Pediatric endogenous Haemophilus influenzae endophthalmitis with presumed hyposplenism
Authors Haruta M, Yoshida Y, Yamakawa R
Received 30 September 2016
Accepted for publication 9 November 2016
Published 4 January 2017 Volume 2017:10 Pages 7—9
Checked for plagiarism Yes
Review by Single anonymous peer review
Peer reviewer comments 2
Editor who approved publication: Dr Scott Fraser
Masatoshi Haruta, Yumiko Yoshida, Ryoji Yamakawa
Department of Ophthalmology, Kurume University School of Medicine, Kurume, Japan
Background: Endogenous bacterial endophthalmitis is a rare but potentially devastating intraocular infection that can have severe sight-threatening complications. Most patients with endogenous bacterial endophthalmitis have underlying infectious conditions, such as diabetes or malignancy, which predispose them to infection.

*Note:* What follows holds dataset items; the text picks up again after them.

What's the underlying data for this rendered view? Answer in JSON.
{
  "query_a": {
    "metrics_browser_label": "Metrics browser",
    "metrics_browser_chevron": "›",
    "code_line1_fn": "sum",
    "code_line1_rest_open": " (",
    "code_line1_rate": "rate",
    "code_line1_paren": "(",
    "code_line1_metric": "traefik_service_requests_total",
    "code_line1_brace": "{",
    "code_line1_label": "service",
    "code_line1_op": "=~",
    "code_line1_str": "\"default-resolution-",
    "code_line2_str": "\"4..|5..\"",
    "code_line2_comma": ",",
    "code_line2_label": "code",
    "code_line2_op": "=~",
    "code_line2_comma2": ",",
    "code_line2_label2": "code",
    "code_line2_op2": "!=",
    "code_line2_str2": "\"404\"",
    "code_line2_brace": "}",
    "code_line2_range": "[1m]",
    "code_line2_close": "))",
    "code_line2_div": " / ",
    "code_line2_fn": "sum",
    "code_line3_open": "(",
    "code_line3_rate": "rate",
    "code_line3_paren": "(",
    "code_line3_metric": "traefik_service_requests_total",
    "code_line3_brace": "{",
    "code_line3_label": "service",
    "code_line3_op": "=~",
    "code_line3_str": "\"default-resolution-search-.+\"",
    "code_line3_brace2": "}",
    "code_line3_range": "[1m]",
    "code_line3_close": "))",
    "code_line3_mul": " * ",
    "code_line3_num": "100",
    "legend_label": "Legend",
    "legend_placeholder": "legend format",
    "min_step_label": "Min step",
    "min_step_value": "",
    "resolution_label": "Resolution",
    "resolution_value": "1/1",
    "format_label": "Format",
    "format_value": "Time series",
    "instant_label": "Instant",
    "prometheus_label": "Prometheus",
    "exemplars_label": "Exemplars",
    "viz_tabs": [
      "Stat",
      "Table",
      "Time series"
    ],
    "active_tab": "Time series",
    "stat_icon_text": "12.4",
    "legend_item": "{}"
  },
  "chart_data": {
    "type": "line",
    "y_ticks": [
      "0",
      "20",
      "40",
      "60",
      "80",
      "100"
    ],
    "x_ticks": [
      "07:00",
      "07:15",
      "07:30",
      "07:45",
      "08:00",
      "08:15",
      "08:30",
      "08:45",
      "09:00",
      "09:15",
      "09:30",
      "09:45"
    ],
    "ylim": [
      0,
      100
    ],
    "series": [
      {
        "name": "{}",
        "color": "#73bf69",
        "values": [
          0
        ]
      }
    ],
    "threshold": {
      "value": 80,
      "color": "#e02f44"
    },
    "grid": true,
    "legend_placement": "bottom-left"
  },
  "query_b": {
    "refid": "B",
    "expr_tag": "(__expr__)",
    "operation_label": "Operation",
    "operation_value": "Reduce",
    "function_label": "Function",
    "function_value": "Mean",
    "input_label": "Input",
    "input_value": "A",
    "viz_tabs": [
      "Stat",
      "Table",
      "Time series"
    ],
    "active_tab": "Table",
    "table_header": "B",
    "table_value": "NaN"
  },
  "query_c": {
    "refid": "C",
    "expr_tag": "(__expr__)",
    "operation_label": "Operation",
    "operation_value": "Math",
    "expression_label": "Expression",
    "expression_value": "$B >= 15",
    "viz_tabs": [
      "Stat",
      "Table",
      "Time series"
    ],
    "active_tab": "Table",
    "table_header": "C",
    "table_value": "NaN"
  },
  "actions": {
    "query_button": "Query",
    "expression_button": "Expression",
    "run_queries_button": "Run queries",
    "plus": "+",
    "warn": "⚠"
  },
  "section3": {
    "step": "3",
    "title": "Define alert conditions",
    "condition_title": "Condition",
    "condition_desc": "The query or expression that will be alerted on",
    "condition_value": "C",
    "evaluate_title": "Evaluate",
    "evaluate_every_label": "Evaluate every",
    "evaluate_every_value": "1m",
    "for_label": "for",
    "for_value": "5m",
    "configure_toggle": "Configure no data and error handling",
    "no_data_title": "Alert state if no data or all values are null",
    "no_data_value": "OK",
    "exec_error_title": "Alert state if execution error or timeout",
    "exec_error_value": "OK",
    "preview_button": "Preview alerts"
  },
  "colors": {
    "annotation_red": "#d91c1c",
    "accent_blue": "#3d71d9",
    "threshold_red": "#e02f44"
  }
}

Case report: A 1-year-old girl presented with cloudiness of the right eye. Ocular examination showed a cloudy cornea in the right eye with conjunctival injection and hypopyon. The intraocular pressure was 43 mmHg, and the fundus could not be visualized. She had an 8-day history of fever, and cerebrospinal fluid analysis showed typical findings of bacterial meningitis. She was clinically diagnosed with bacterial meningitis and endophthalmitis in the right eye and was treated with intravenous, topical, and intravitreal antibiotics and vitrectomy. Haemophilus influenzae was isolated from the blood and cerebrospinal fluid cultures, but not from the aqueous and vitreous cultures. Four months later, her pediatrician diagnosed Streptococcus pneumoniae meningitis, but she had no clinical signs of endophthalmitis. Seven years after the initial presentation, the best-corrected visual acuity was 20/40 in the right eye.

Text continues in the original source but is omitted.